Kościół ma problem z przyciąganiem wiernych. Dlaczego?

Problemem jest to, że większość ma styczność z Kościołem, ale tylko tym medialnym. Kościół jest święty, ale niestety tej świętości brakuje wśród niektórych ludzi Kościoła... Ten obraz przekłamuje całość. Większość tych osób zdystansowanych przez nie do końca pozytywne przekazy medialne, z pewnością by się pozytywnie zaskoczyło odwiedzając kościół. Nie chcę szukać winny u innych. Patrzę na siebie. Robimy pozytywne rzeczy i wierzę, że to przyniesie owoce.

Koronawirus pokrzyżował również sprawy Kościoła. Przez obostrzenia nie wszyscy mogą być na niedzielnej mszy św. Nie ma też kolędy. Tej tradycyjnej, bo w wielu parafiach są specjalne msze św. dla mieszkańców konkretnych ulic. U św. Herberta też. Nawet jest stół, krzesła. Jak na kolędzie w domu...

Trochę w tym marketingu. On pomaga, ale wszystkiego nie załatwi. To nowa forma dotarcia do wiernych, przyciągnięcia do kościoła. W świątyni możemy dać świadectwo wiary. Jest msza św., a po niej modlitwa jak w domu. Rozdajemy też tzw. pudełka kolędowe. To okazja, aby utrzymać kontakt z parafianami. Owszem, często to grzecznościowe wymiany zdań, ale zdarza się też, zgłoszenie poważniejszego problemu czy kryzysu wiary. Możemy w ten sposób reagować, pomagać. To ważne.

Koronawirus, samotność. Dla wielu tegoroczne święta Bożego Narodzenia nie będą „bajkowe”...

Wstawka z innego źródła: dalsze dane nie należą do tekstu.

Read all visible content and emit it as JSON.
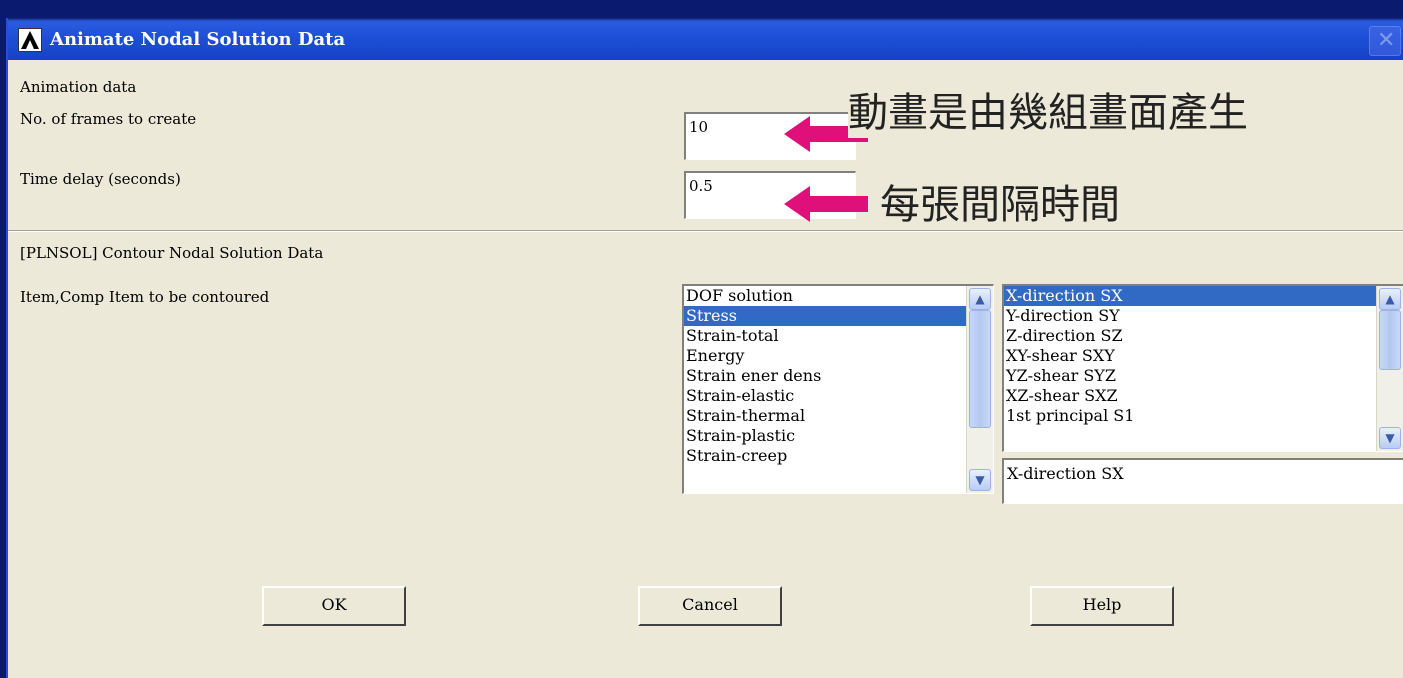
{
  "window": {
    "title": "Animate Nodal Solution Data",
    "close_glyph": "✕"
  },
  "section_animation": {
    "header": "Animation data",
    "frames_label": "No. of frames to create",
    "frames_value": "10",
    "delay_label": "Time delay (seconds)",
    "delay_value": "0.5"
  },
  "section_contour": {
    "header": "[PLNSOL]  Contour Nodal Solution Data",
    "item_label": "Item,Comp   Item to be contoured",
    "items": [
      "DOF solution",
      "Stress",
      "Strain-total",
      "Energy",
      "Strain ener dens",
      "Strain-elastic",
      "Strain-thermal",
      "Strain-plastic",
      "Strain-creep"
    ],
    "selected_item_index": 1,
    "components": [
      "X-direction  SX",
      "Y-direction  SY",
      "Z-direction  SZ",
      "XY-shear    SXY",
      "YZ-shear    SYZ",
      "XZ-shear    SXZ",
      "1st principal S1"
    ],
    "selected_component_index": 0,
    "component_value": "X-direction  SX"
  },
  "buttons": {
    "ok": "OK",
    "cancel": "Cancel",
    "help": "Help"
  },
  "annotations": {
    "frames_note": "動畫是由幾組畫面產生",
    "delay_note": "每張間隔時間",
    "arrow_color": "#e0107a"
  },
  "colors": {
    "dialog_bg": "#ece9d8",
    "titlebar": "#1c4fd6",
    "selection": "#316ac5",
    "desktop": "#0a1a6e"
  }
}
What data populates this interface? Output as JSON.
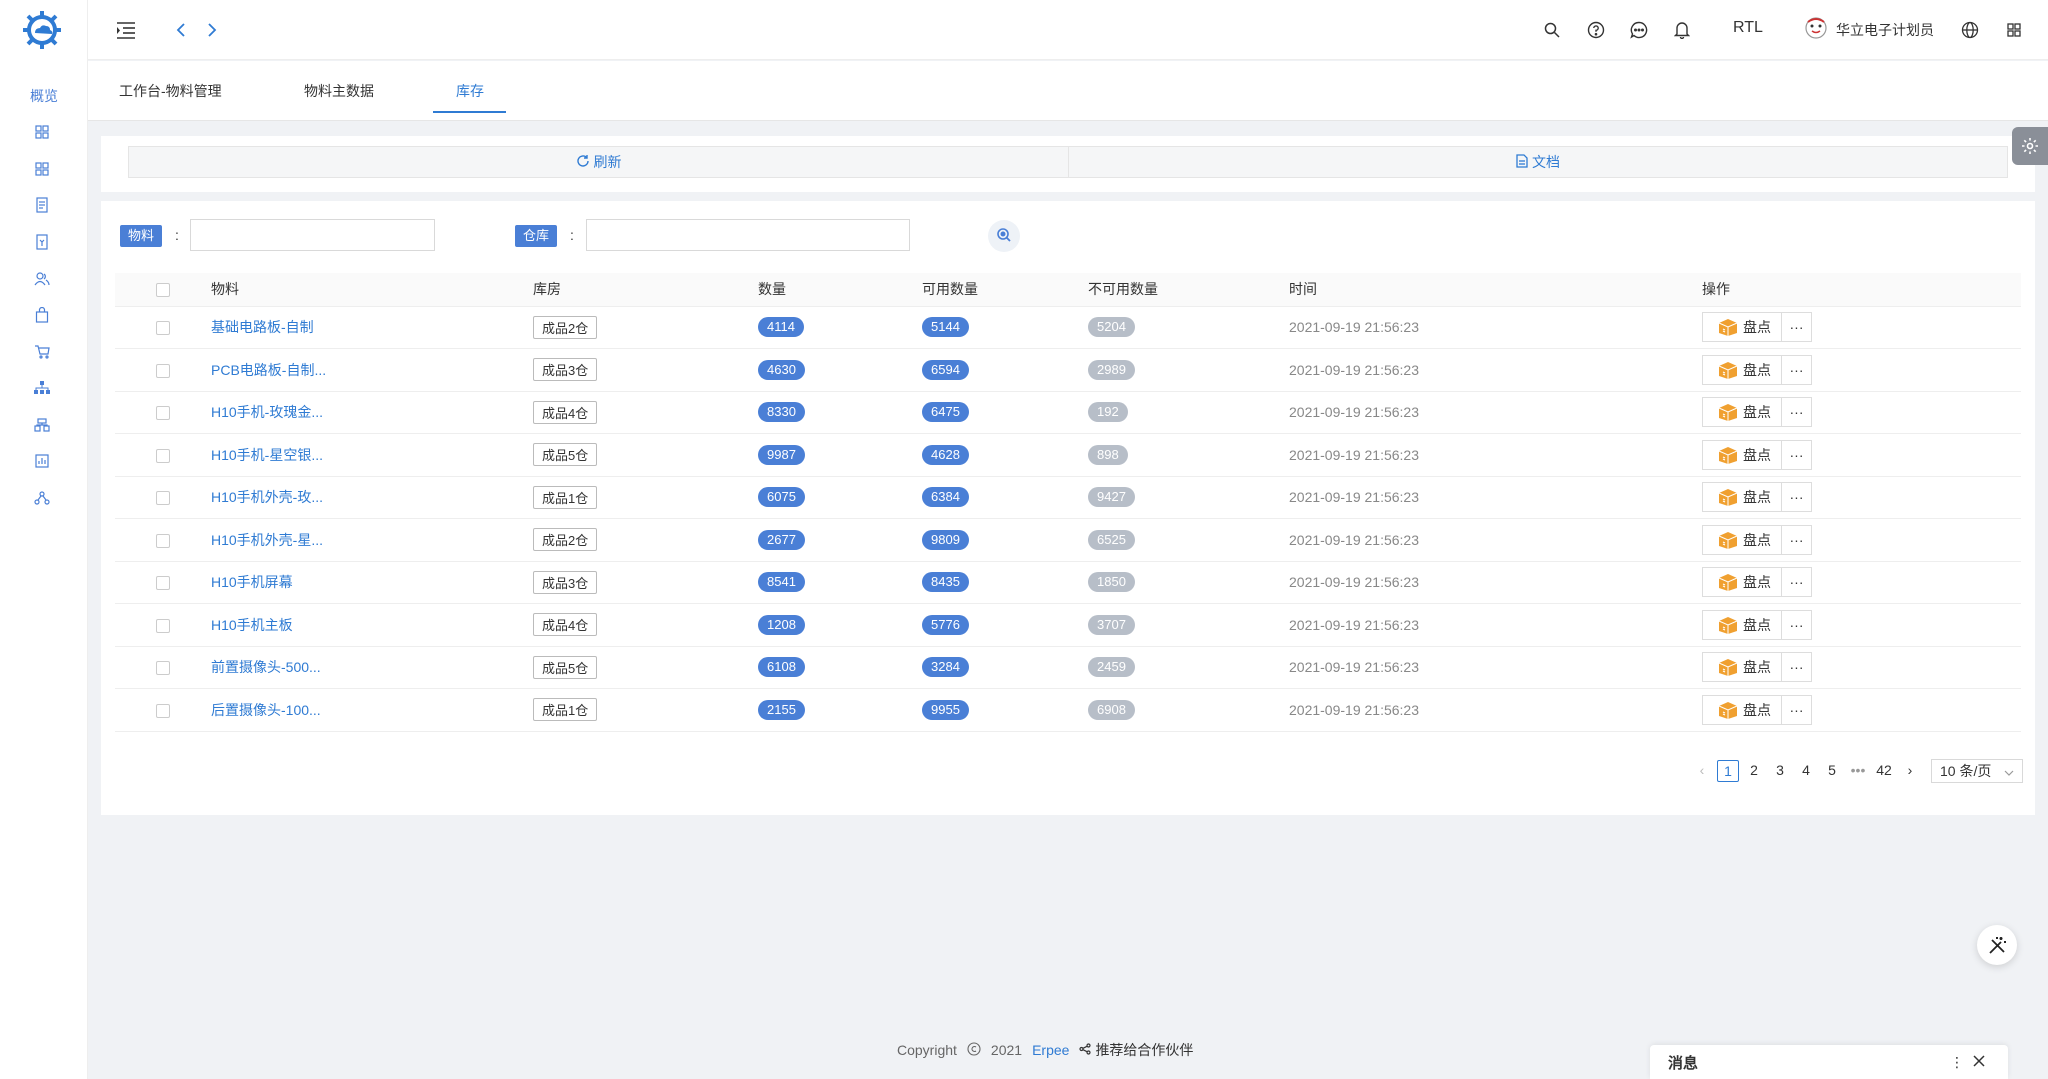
{
  "sidebar": {
    "overview_label": "概览",
    "icons": [
      "grid-icon",
      "grid-icon",
      "document-icon",
      "invoice-icon",
      "users-icon",
      "bag-icon",
      "cart-icon",
      "org-icon",
      "warehouse-icon",
      "report-icon",
      "network-icon"
    ]
  },
  "topbar": {
    "rtl_label": "RTL",
    "user_name": "华立电子计划员"
  },
  "tabs": [
    {
      "label": "工作台-物料管理"
    },
    {
      "label": "物料主数据"
    },
    {
      "label": "库存"
    }
  ],
  "toolbar": {
    "refresh_label": "刷新",
    "docs_label": "文档"
  },
  "filters": {
    "material_label": "物料",
    "warehouse_label": "仓库",
    "colon": ":",
    "material_value": "",
    "warehouse_value": ""
  },
  "table": {
    "headers": {
      "material": "物料",
      "warehouse": "库房",
      "quantity": "数量",
      "available": "可用数量",
      "unavailable": "不可用数量",
      "time": "时间",
      "actions": "操作"
    },
    "action_label": "盘点",
    "more_label": "···",
    "rows": [
      {
        "material": "基础电路板-自制",
        "warehouse": "成品2仓",
        "quantity": "4114",
        "available": "5144",
        "unavailable": "5204",
        "time": "2021-09-19 21:56:23"
      },
      {
        "material": "PCB电路板-自制...",
        "warehouse": "成品3仓",
        "quantity": "4630",
        "available": "6594",
        "unavailable": "2989",
        "time": "2021-09-19 21:56:23"
      },
      {
        "material": "H10手机-玫瑰金...",
        "warehouse": "成品4仓",
        "quantity": "8330",
        "available": "6475",
        "unavailable": "192",
        "time": "2021-09-19 21:56:23"
      },
      {
        "material": "H10手机-星空银...",
        "warehouse": "成品5仓",
        "quantity": "9987",
        "available": "4628",
        "unavailable": "898",
        "time": "2021-09-19 21:56:23"
      },
      {
        "material": "H10手机外壳-玫...",
        "warehouse": "成品1仓",
        "quantity": "6075",
        "available": "6384",
        "unavailable": "9427",
        "time": "2021-09-19 21:56:23"
      },
      {
        "material": "H10手机外壳-星...",
        "warehouse": "成品2仓",
        "quantity": "2677",
        "available": "9809",
        "unavailable": "6525",
        "time": "2021-09-19 21:56:23"
      },
      {
        "material": "H10手机屏幕",
        "warehouse": "成品3仓",
        "quantity": "8541",
        "available": "8435",
        "unavailable": "1850",
        "time": "2021-09-19 21:56:23"
      },
      {
        "material": "H10手机主板",
        "warehouse": "成品4仓",
        "quantity": "1208",
        "available": "5776",
        "unavailable": "3707",
        "time": "2021-09-19 21:56:23"
      },
      {
        "material": "前置摄像头-500...",
        "warehouse": "成品5仓",
        "quantity": "6108",
        "available": "3284",
        "unavailable": "2459",
        "time": "2021-09-19 21:56:23"
      },
      {
        "material": "后置摄像头-100...",
        "warehouse": "成品1仓",
        "quantity": "2155",
        "available": "9955",
        "unavailable": "6908",
        "time": "2021-09-19 21:56:23"
      }
    ]
  },
  "pagination": {
    "pages": [
      "1",
      "2",
      "3",
      "4",
      "5"
    ],
    "ellipsis": "•••",
    "last_page": "42",
    "page_size": "10 条/页",
    "current": "1"
  },
  "footer": {
    "copyright": "Copyright",
    "year": "2021",
    "brand": "Erpee",
    "partner": "推荐给合作伙伴"
  },
  "message_panel": {
    "title": "消息"
  },
  "colors": {
    "accent": "#2f7bd3",
    "pill_blue": "#4a7fd6",
    "pill_gray": "#b7bec8",
    "action_orange": "#f0a030"
  }
}
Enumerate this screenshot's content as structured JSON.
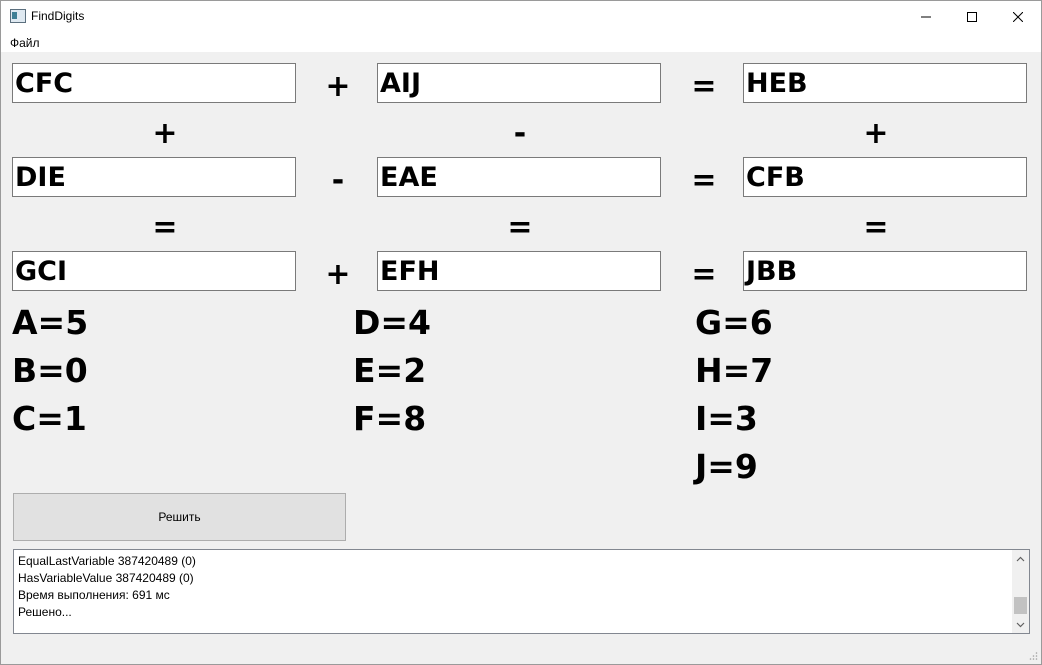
{
  "window": {
    "title": "FindDigits"
  },
  "menu": {
    "file_label": "Файл"
  },
  "puzzle": {
    "rows": [
      {
        "left": "CFC",
        "op": "+",
        "middle": "AIJ",
        "eq": "=",
        "right": "HEB"
      },
      {
        "left": "DIE",
        "op": "-",
        "middle": "EAE",
        "eq": "=",
        "right": "CFB"
      },
      {
        "left": "GCI",
        "op": "+",
        "middle": "EFH",
        "eq": "=",
        "right": "JBB"
      }
    ],
    "column_ops": [
      "+",
      "-",
      "+"
    ],
    "column_eqs": [
      "=",
      "=",
      "="
    ]
  },
  "results": {
    "col1": [
      "A=5",
      "B=0",
      "C=1"
    ],
    "col2": [
      "D=4",
      "E=2",
      "F=8"
    ],
    "col3": [
      "G=6",
      "H=7",
      "I=3",
      "J=9"
    ]
  },
  "solve_button": {
    "label": "Решить"
  },
  "log": {
    "lines": [
      "EqualLastVariable 387420489 (0)",
      "HasVariableValue 387420489 (0)",
      "Время выполнения: 691 мс",
      "Решено..."
    ]
  }
}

Historia Bożego Narodzenia to twarda rzeczywistość. Najpierw zaskoczenie, że Maryja za sprawą Ducha Świętego nosi dziecko pod sercem. Jest też św. Józef, który nie był ojcem. W tym wszystkim musieli się odnaleźć. Poukładali to (zaślubiny - red.) i zamieszkali w Nazarecie. To długo nie trwało, bo wkrótce należało udać się na spis ludności do Betlejem. Tam nie mieli gdzie mieszkać, nie było nawet miejsca do narodzin. Jezus przyszedł na świat w żłobie. I znów kiedy to poukładali, Anioł poleca św. Józefowi ucieczkę do Egiptu, aby chronić życie Jezusa przed Herodem. Mało w tym czarujących momentów. Postaci Świętej Rodziny coś planują, ale to wszystko się zmienia. Bóg mówi: „są sprawy ważniejsze”. Nie trudno nawiązać do obecnych czasów. Koronawirus też nam wszystkim pokrzyżował plany, musimy się dopasować.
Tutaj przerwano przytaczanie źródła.